How this skill works

It inspects server design choices against proven MCP patterns, validates tool and resource schemas, and highlights common failure modes. The skill maps implementation decisions to reference guidance in references/patterns.md for creation, references/sharp_edges.md for diagnosing risks, and references/validations.md for strict rule checks. It produces concrete recommendations for grouping operations, logging, consent handling, and clear error signals.

When to use it

  • Building a new MCP server to surface enterprise APIs to an AI assistant
  • Refactoring an existing server that exposes too many low-level endpoints
  • Validating tool schemas and response contracts before deployment
  • Diagnosing unpredictable AI tool usage or frequent runtime errors
  • Preparing an integration for production load and operational monitoring

Best practices

  • Design few, high-level tools that match how LLMs reason rather than mirroring every API endpoint
  • Schema everything: inputs, outputs, and error objects must be typed and validated against references/validations.md
  • Implement defensive error handling and explicit failure responses following references/sharp_edges.md
  • Group related operations so context and intent are preserved and prompts remain simple
  • Log structured events and traces for every tool call to accelerate debugging and auditability
  • Model user consent explicitly and require confirmation for actions that change state

Example use cases

  • Expose a single 'document-search' tool that internally fans out to multiple search endpoints and returns a typed result
  • Implement a resource endpoint that serves dynamic policy or prompt content used by assistant conversations
  • Create a safe 'execute-action' tool that requires explicit consent flags and returns structured success/failure metadata
  • Refactor an integration that previously exposed 50 endpoints into a set of 6 composable, schema-validated tools
  • Add detailed request/response logging and monitoring to troubleshoot intermittent tool misuse by the model

FAQ

How do I decide whether an operation should be a tool or part of a resource?

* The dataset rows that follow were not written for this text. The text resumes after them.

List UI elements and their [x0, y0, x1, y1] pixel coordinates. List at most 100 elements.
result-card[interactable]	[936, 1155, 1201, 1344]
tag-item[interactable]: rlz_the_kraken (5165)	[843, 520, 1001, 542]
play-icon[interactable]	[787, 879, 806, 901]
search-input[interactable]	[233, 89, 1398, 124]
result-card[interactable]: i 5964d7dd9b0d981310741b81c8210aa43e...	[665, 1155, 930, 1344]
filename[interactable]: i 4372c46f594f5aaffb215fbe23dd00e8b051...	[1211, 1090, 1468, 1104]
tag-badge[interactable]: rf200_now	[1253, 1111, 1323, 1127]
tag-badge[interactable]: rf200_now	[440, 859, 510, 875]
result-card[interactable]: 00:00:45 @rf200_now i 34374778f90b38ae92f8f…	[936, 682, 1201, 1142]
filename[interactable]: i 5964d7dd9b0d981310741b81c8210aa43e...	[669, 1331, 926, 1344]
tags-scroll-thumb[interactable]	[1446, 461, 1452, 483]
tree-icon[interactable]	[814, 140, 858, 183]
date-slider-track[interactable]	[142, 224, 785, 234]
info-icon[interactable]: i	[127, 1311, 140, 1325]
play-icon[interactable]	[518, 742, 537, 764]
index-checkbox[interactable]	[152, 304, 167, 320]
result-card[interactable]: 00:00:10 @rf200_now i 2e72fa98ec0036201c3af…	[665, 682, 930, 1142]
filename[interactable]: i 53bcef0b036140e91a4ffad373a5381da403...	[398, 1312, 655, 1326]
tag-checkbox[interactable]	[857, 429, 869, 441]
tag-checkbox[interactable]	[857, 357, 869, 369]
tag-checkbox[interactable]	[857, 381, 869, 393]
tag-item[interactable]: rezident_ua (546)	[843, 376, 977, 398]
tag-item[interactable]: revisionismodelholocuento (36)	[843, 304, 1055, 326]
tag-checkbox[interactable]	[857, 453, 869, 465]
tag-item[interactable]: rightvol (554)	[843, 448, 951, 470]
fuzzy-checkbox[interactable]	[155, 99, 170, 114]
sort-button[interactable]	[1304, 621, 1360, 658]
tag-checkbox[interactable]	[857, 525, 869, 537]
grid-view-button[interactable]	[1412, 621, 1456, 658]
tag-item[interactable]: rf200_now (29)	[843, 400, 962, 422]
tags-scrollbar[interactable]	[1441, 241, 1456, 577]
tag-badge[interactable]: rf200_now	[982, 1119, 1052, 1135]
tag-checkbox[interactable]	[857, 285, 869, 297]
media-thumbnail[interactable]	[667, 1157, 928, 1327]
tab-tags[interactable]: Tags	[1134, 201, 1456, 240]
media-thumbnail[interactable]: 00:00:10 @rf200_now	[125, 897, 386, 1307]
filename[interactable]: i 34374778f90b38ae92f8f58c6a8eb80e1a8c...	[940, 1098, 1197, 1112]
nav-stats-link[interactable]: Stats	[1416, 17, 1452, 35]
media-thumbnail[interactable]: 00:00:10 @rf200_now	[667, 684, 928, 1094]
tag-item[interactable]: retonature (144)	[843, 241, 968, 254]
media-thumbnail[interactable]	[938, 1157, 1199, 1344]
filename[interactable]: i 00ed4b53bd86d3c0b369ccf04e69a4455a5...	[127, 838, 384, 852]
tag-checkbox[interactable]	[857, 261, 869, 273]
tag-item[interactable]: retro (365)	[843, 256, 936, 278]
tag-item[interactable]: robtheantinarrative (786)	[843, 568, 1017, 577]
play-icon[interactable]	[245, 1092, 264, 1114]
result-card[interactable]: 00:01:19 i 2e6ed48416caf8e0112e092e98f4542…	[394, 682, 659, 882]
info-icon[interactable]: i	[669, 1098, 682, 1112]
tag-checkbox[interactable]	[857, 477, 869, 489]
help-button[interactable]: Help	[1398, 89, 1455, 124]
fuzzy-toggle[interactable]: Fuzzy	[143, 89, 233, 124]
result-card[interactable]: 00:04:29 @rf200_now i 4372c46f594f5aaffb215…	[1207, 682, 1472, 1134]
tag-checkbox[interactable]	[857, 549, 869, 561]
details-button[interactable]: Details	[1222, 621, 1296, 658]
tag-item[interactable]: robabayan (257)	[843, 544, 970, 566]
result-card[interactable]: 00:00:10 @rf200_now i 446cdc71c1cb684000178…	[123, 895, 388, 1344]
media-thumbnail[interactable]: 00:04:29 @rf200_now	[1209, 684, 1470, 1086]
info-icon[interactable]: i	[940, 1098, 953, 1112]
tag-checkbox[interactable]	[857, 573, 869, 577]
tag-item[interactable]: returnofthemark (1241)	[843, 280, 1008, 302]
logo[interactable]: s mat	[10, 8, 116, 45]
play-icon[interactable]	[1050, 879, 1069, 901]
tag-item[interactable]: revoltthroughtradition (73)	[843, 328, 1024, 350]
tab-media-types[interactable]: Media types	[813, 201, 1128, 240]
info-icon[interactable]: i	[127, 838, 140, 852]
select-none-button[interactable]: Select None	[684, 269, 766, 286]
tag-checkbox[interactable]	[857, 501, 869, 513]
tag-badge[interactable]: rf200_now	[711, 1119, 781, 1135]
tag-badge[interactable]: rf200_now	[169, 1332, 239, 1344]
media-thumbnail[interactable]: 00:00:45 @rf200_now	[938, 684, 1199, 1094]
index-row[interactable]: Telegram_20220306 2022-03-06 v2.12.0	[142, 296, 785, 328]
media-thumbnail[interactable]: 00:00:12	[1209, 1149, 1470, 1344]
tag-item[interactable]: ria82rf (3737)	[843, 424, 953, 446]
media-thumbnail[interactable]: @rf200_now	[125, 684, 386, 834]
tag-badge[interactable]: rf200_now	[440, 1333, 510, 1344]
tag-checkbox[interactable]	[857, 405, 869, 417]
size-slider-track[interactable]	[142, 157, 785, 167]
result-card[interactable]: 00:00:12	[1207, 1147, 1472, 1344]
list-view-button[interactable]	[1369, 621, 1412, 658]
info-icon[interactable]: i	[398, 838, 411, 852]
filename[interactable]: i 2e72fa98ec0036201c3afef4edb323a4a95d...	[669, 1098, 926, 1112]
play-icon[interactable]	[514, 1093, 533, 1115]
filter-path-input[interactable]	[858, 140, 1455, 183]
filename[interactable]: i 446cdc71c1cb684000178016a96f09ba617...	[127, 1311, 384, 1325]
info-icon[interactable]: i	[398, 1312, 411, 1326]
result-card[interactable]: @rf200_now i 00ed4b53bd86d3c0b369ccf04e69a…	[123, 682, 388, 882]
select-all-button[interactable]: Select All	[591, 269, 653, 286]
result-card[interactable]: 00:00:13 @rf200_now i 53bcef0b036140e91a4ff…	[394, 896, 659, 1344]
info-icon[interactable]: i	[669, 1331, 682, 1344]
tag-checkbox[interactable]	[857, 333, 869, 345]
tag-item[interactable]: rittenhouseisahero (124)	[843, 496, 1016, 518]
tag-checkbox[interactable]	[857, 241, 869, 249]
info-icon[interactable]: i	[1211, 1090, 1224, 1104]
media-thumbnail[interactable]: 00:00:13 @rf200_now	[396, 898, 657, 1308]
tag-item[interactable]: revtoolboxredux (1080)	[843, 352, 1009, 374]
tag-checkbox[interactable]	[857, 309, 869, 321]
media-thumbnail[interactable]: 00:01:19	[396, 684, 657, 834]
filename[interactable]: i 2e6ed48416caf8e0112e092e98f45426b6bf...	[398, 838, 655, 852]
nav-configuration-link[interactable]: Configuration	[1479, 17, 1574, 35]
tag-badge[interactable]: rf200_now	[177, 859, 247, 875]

Prefer tools for actions the assistant invokes to do work and resources for dynamic data the assistant reads. Use references/patterns.md to map common patterns and avoid exposing raw API surface as tools.

What are the top causes of runtime failures with MCP servers?

Common causes include missing or loose schemas, unclear error signals, and tools that perform unexpected side effects. Consult references/sharp_edges.md to identify these failure modes and implement defensive checks.

Which validations are mandatory before production?

Validate all input/output schemas, enforce type safety, and ensure consistent error formats as specified in references/validations.md. Also test consent flows and rate limits under load.